Se do encontro com Saleh ainda resultou um comunicado conjunto, embora sem grandes especificidades, da reunião com Haftar nem duas ou três linhas lacónicas. Só o tom pesado do secretário-geral da ONU que deixa transparecer a vontade do senhor da guerra do Leste em prosseguir os seus objectivos militares. “A ONU está empenhada em ajudar a encontrar uma solução política e, aconteça o que acontecer, está empenhada em ajudar o povo líbio”, escreveu Guterres.

Na quinta-feira, depois da conquista da cidade de Gharyan, 90 km a sul de Tripoli, o marechal que fez a revolução com Muammar Kadhafi no final dos anos 1960, mas depois se exilou nos Estados Unidos (onde viveu quase duas décadas e obteve a cidadania americana), disse aos seus homens que “chegou a hora” de avançar para a capital. À ofensiva chamou-lhe “Libertar Tripoli”.

Com o Conselho de Segurança reunido de emergência esta sexta-feira, a pedido do Reino Unido, as forças de Haftar eram travadas a uma trintena de quilómetros da capital líbia, em Zawiya, com 145 dos seus homens e 60 veículos capturados pelas forças próximas do Governo. A imprensa líbia fala ainda de combates na cidade de Aziza, cerca de 50 km a sudoeste da capital.

A mesma imprensa líbia que refere a fuga de vários chefes de milícias e alguns membros do Governo de Al-Sarraj para a Tunísia e a Turquia, com receio dos avanços dos homens que chegam do leste.

Al-Sarraj ordenou às milícias que apoiam o Executivo saído do Acordo Nacional Líbio de 2015 para estarem prontas “para enfrentar qualquer ameaça”, recebendo o apoio de vários senhores da guerra da Líbia Ocidental para “deter o avanço maldito dos apoiantes de Haftar”. Ontem, o primeiro-ministro visitou o checkpoint 27, na região de Wershiffana, onde o avanço das forças de Haftar em direcção a Tripoli foi travado depois de combates que duraram toda a noite.

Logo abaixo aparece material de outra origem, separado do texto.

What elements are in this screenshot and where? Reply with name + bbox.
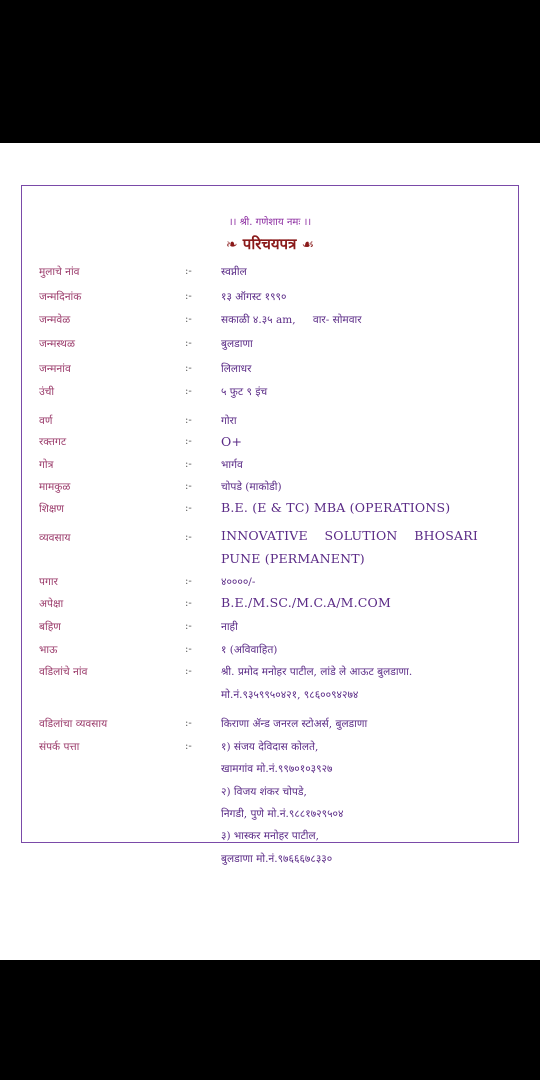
separator: :- (185, 436, 192, 447)
complexion-label: वर्ण (39, 415, 53, 427)
salary-label: पगार (39, 576, 58, 588)
name-value: स्वप्नील (221, 266, 247, 278)
birth-place-label: जन्मस्थळ (39, 338, 75, 350)
mamkul-value: चोपडे (माकोडी) (221, 481, 282, 493)
father-name-value: श्री. प्रमोद मनोहर पाटील, लांडे ले आऊट बुलडाणा. (221, 666, 413, 678)
separator: :- (185, 598, 192, 609)
salary-value: ४००००/- (221, 576, 256, 588)
father-name-label: वडिलांचे नांव (39, 666, 88, 678)
separator: :- (185, 481, 192, 492)
contact-line: निगडी, पुणे मो.नं.९८८१७२९५०४ (221, 808, 344, 820)
name-label: मुलाचे नांव (39, 266, 80, 278)
brother-label: भाऊ (39, 644, 58, 656)
page-title (0, 234, 540, 254)
gotra-label: गोत्र (39, 459, 54, 471)
separator: :- (185, 363, 192, 374)
contact-line: ३) भास्कर मनोहर पाटील, (221, 830, 319, 842)
occupation-word: INNOVATIVE (221, 528, 308, 543)
education-label: शिक्षण (39, 503, 64, 515)
separator: :- (185, 666, 192, 677)
complexion-value: गोरा (221, 415, 237, 427)
contact-line: १) संजय देविदास कोलते, (221, 741, 319, 753)
education-value: B.E. (E & TC) MBA (OPERATIONS) (221, 500, 451, 515)
separator: :- (185, 314, 192, 325)
occupation-value (221, 528, 478, 543)
separator: :- (185, 621, 192, 632)
separator: :- (185, 576, 192, 587)
father-business-label: वडिलांचा व्यवसाय (39, 718, 108, 730)
separator: :- (185, 386, 192, 397)
father-business-value: किराणा ॲन्ड जनरल स्टोअर्स, बुलडाणा (221, 718, 368, 730)
blood-group-value: O+ (221, 434, 243, 449)
invocation: ।। श्री. गणेशाय नमः ।। (228, 217, 312, 228)
birth-time-value (221, 313, 362, 327)
brother-value: १ (अविवाहित) (221, 644, 278, 656)
birth-time-label: जन्मवेळ (39, 314, 71, 326)
separator: :- (185, 459, 192, 470)
occupation-value-line2: PUNE (PERMANENT) (221, 551, 365, 566)
ornament-right-icon: ☙ (301, 237, 315, 253)
contact-label: संपर्क पत्ता (39, 741, 80, 753)
separator: :- (185, 503, 192, 514)
mamkul-label: मामकुळ (39, 481, 71, 493)
separator: :- (185, 644, 192, 655)
height-value: ५ फुट ९ इंच (221, 386, 268, 398)
ornament-left-icon: ❧ (225, 237, 238, 253)
contact-line: खामगांव मो.नं.९९७०१०३९२७ (221, 763, 333, 775)
height-label: उंची (39, 386, 55, 398)
dob-label: जन्मदिनांक (39, 291, 82, 303)
birth-name-value: लिलाधर (221, 363, 252, 375)
dob-value: १३ ऑगस्ट १९९० (221, 291, 287, 303)
gotra-value: भार्गव (221, 459, 243, 471)
sister-value: नाही (221, 621, 238, 633)
separator: :- (185, 532, 192, 543)
birth-day-text: वार- सोमवार (312, 314, 362, 326)
contact-line: २) विजय शंकर चोपडे, (221, 786, 307, 798)
father-phone-value: मो.नं.९३५९९५०४२१, ९८६००९४२७४ (221, 689, 359, 701)
separator: :- (185, 415, 192, 426)
separator: :- (185, 291, 192, 302)
birth-time-text: सकाळी ४.३५ am, (221, 314, 296, 326)
occupation-word: BHOSARI (414, 528, 478, 543)
occupation-word: SOLUTION (324, 528, 398, 543)
birth-place-value: बुलडाणा (221, 338, 253, 350)
separator: :- (185, 338, 192, 349)
title-text: परिचयपत्र (242, 235, 297, 253)
separator: :- (185, 266, 192, 277)
contact-line: बुलडाणा मो.नं.९७६६६७८३३० (221, 853, 333, 865)
sister-label: बहिण (39, 621, 61, 633)
birth-name-label: जन्मनांव (39, 363, 71, 375)
separator: :- (185, 741, 192, 752)
expectation-value: B.E./M.SC./M.C.A/M.COM (221, 595, 391, 610)
expectation-label: अपेक्षा (39, 598, 64, 610)
separator: :- (185, 718, 192, 729)
occupation-label: व्यवसाय (39, 532, 71, 544)
blood-group-label: रक्तगट (39, 436, 67, 448)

De acordo com fontes do Governo, mais de uma centena de homens do ENL foram feitos prisioneiros.

Se os combates prosseguirem no terreno, cai por terra o empenho das Nações Unidas para encontrar uma solução política para a Líbia – desde a queda de Khadafi dividida entre facções que fazem uso dos 20 milhões de armas deixadas pela guerra civil para manter o país no caos –, depois dos esforços para convencer todas as partes a sentarem-se à mesma mesa em Gadamés. A ONU prometera uma solução política líbia para um problema líbio, sem interferência estrangeira, mas o marechal Haftar parece mais inclinado para outro tipo de solução líbia, a das armas.